Son. Mom is making the gruel again today. When will you come back? Mom miss you.
Step1:Wash rice. Mix well with oil, salt and a little water. Marinate for half an hour.
Step2:Sliced tenderloin. It's the same at the end of the day.
Step3:Marinate with salt, pepper, cooking wine and starch for 10 minutes.
Step4:Dice the preserved egg, dice the scallion, shred the ginger.
Step5:After boiling the water in the pot, put the shredded meat into the pot and blanch it. When the shredded meat is white, remove it and wash it. Remove the froth.
Step6:Add 1500 ml of clear water to the pot and bring to a boil. Water alone cooking rice 800 ml to 1000 ml or so can be. Because a lot of ingredients are added, the water quantity is doubled.
Step7:Put in the rice.
Step8:Stir the fire with a spoon. Cook slowly for a few minutes. Add a diced preserved egg and shredded ginger. Turn to low heat and cook for 10 minutes.
Step9:Then turn off the heat and cover the pot. Simmer for 20 minutes.
Step10:Open the lid. The rice is soft and rotten.

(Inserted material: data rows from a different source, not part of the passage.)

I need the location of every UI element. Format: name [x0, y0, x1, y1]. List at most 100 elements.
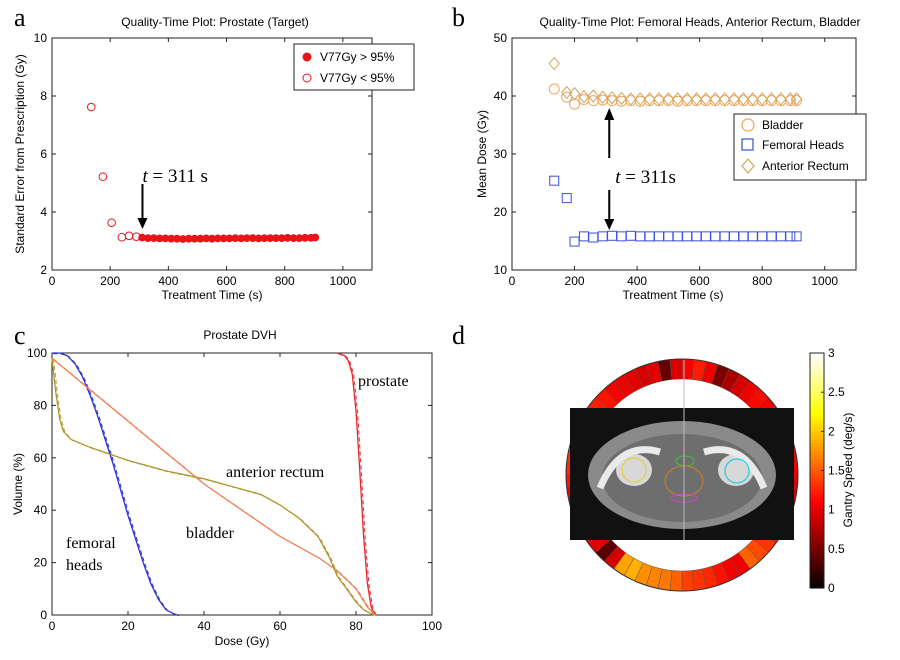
- colorbar-step: [810, 415, 824, 421]
- colorbar-step: [810, 466, 824, 472]
- point-femoral-heads: [672, 231, 683, 242]
- panel-c-ytick-label: 40: [34, 503, 48, 517]
- panel-c-xtick-label: 60: [273, 619, 287, 633]
- colorbar-step: [810, 560, 824, 566]
- point-v77-below-95: [86, 102, 96, 112]
- point-anterior-rectum: [662, 92, 675, 106]
- point-bladder: [634, 95, 646, 107]
- panel-b-xtick-label: 200: [565, 274, 585, 288]
- point-femoral-heads: [635, 231, 646, 242]
- gantry-ring-outline: [565, 358, 799, 592]
- point-anterior-rectum: [606, 90, 618, 105]
- point-anterior-rectum: [653, 92, 665, 106]
- panel-c-xtick-label: 0: [49, 619, 56, 633]
- panel-b-xlabel: Treatment Time (s): [623, 288, 724, 302]
- point-femoral-heads: [738, 231, 749, 242]
- point-anterior-rectum: [568, 86, 581, 101]
- panel-b-chart: Quality-Time Plot: Femoral Heads, Anteri…: [475, 15, 867, 302]
- panel-b-title: Quality-Time Plot: Femoral Heads, Anteri…: [539, 15, 860, 29]
- panel-letter-c: c: [14, 321, 26, 350]
- point-femoral-heads: [747, 231, 758, 242]
- colorbar-step: [810, 556, 824, 562]
- ct-pelvic-bone-left: [596, 446, 662, 490]
- colorbar-step: [810, 360, 824, 366]
- legend-label-rectum: Anterior Rectum: [762, 159, 849, 173]
- colorbar-step: [810, 584, 824, 589]
- dvh-line-bladder: [51, 357, 376, 616]
- colorbar-step: [810, 544, 824, 550]
- panel-c-ytick-label: 100: [27, 346, 47, 360]
- colorbar-step: [810, 474, 824, 479]
- point-anterior-rectum: [709, 92, 721, 106]
- colorbar-tick-label: 1: [828, 503, 835, 517]
- point-femoral-heads: [616, 231, 627, 242]
- colorbar-step: [810, 529, 824, 534]
- ct-pelvic-bone-right: [702, 446, 768, 490]
- colorbar-step: [810, 490, 824, 495]
- point-femoral-heads: [766, 231, 777, 242]
- legend-marker-bladder: [741, 118, 755, 132]
- dvh-line-femoral-heads-dashed: [53, 353, 180, 617]
- curve-label-prostate: prostate: [358, 373, 409, 390]
- point-anterior-rectum: [700, 92, 712, 106]
- point-anterior-rectum: [672, 92, 684, 106]
- point-anterior-rectum: [625, 92, 637, 106]
- dvh-line-anterior-rectum: [51, 358, 376, 616]
- panel-d-image: 0 0.5 1 1.5 2 2.5 3 Gantry Speed (deg/s): [565, 346, 855, 595]
- point-bladder: [672, 95, 684, 107]
- point-anterior-rectum: [597, 90, 609, 104]
- panel-c-xtick-label: 40: [197, 619, 211, 633]
- point-anterior-rectum: [784, 92, 796, 106]
- colorbar-step: [810, 525, 824, 530]
- panel-b-xtick-label: 1000: [811, 274, 838, 288]
- legend-marker-open: [302, 73, 312, 83]
- colorbar-step: [810, 482, 824, 487]
- colorbar-step: [810, 580, 824, 585]
- panel-c-xlabel: Dose (Gy): [215, 634, 270, 648]
- curve-label-bladder: bladder: [186, 525, 235, 542]
- colorbar-step: [810, 552, 824, 558]
- point-femoral-heads: [785, 231, 796, 242]
- panel-b-annotation: t = 311s: [615, 167, 676, 188]
- point-bladder: [548, 83, 560, 95]
- point-anterior-rectum: [775, 92, 787, 106]
- panel-b-ytick-label: 30: [494, 147, 508, 161]
- colorbar-step: [810, 388, 824, 393]
- colorbar-step: [810, 447, 824, 452]
- point-femoral-heads: [607, 230, 618, 241]
- panel-a-arrowhead: [137, 218, 148, 229]
- point-anterior-rectum: [561, 85, 573, 100]
- colorbar-step: [810, 501, 824, 507]
- panel-b-ytick-label: 40: [494, 89, 508, 103]
- panel-a-chart: Quality-Time Plot: Prostate (Target) 0 20…: [13, 15, 415, 302]
- colorbar-step: [810, 411, 824, 417]
- panel-a-ytick-label: 2: [40, 263, 47, 277]
- point-femoral-heads: [663, 231, 674, 242]
- colorbar-tick-label: 0: [828, 581, 835, 595]
- panel-a-xtick-label: 1000: [330, 274, 357, 288]
- colorbar-tick-label: 2.5: [828, 385, 845, 399]
- point-anterior-rectum: [728, 92, 740, 106]
- point-anterior-rectum: [634, 92, 646, 106]
- colorbar-step: [810, 541, 824, 546]
- legend-label-bladder: Bladder: [762, 118, 803, 132]
- point-femoral-heads: [691, 231, 702, 242]
- dvh-line-femoral-heads: [52, 352, 178, 616]
- colorbar-step: [810, 521, 824, 526]
- legend-label-below: V77Gy < 95%: [320, 71, 395, 85]
- colorbar-step: [810, 533, 824, 538]
- point-bladder: [587, 95, 599, 107]
- contour-femoral-right: [724, 458, 750, 484]
- colorbar-step: [810, 517, 824, 523]
- point-v77-below-95: [117, 232, 127, 242]
- dvh-line-prostate-dashed: [338, 353, 377, 617]
- colorbar-step: [810, 454, 824, 460]
- colorbar-step: [810, 407, 824, 413]
- point-anterior-rectum: [615, 91, 628, 106]
- colorbar-step: [810, 400, 824, 405]
- gantry-ring-segment: [681, 570, 695, 592]
- colorbar-tick-label: 1.5: [828, 464, 845, 478]
- colorbar-step: [810, 486, 824, 491]
- point-anterior-rectum: [690, 92, 703, 106]
- panel-a-annotation: t = 311 s: [142, 166, 207, 187]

Step11:Fire. Pour in the remaining diced eggs and shredded meat. Cook for another 10 minutes.
Step12:Season with salt, chicken essence, pepper and sesame oil.
Step13:Sprinkle with scallion and make a pot.
Step14:In a bowl. Congee with preserved egg and lean meat. It's more delicious.
Cooking tips:Rice porridge is best made of round rice. It has high viscosity. After marinating, blanch and scald the shredded meat. The shredded meat is softer and rotten. Moreover, there will be foam when the raw meat is cooked in the congee. The amount of water for porridge cooking is generally 1-7 or 1-10 of the ratio of ingredients and water. I put more shredded meat. It can be cut in half or cut into minced meat. When cooking porridge, turn off the heat and simmer for 20 minutes. Save the fire and promote the soft and rotten rice. There are skills in making delicious dishes.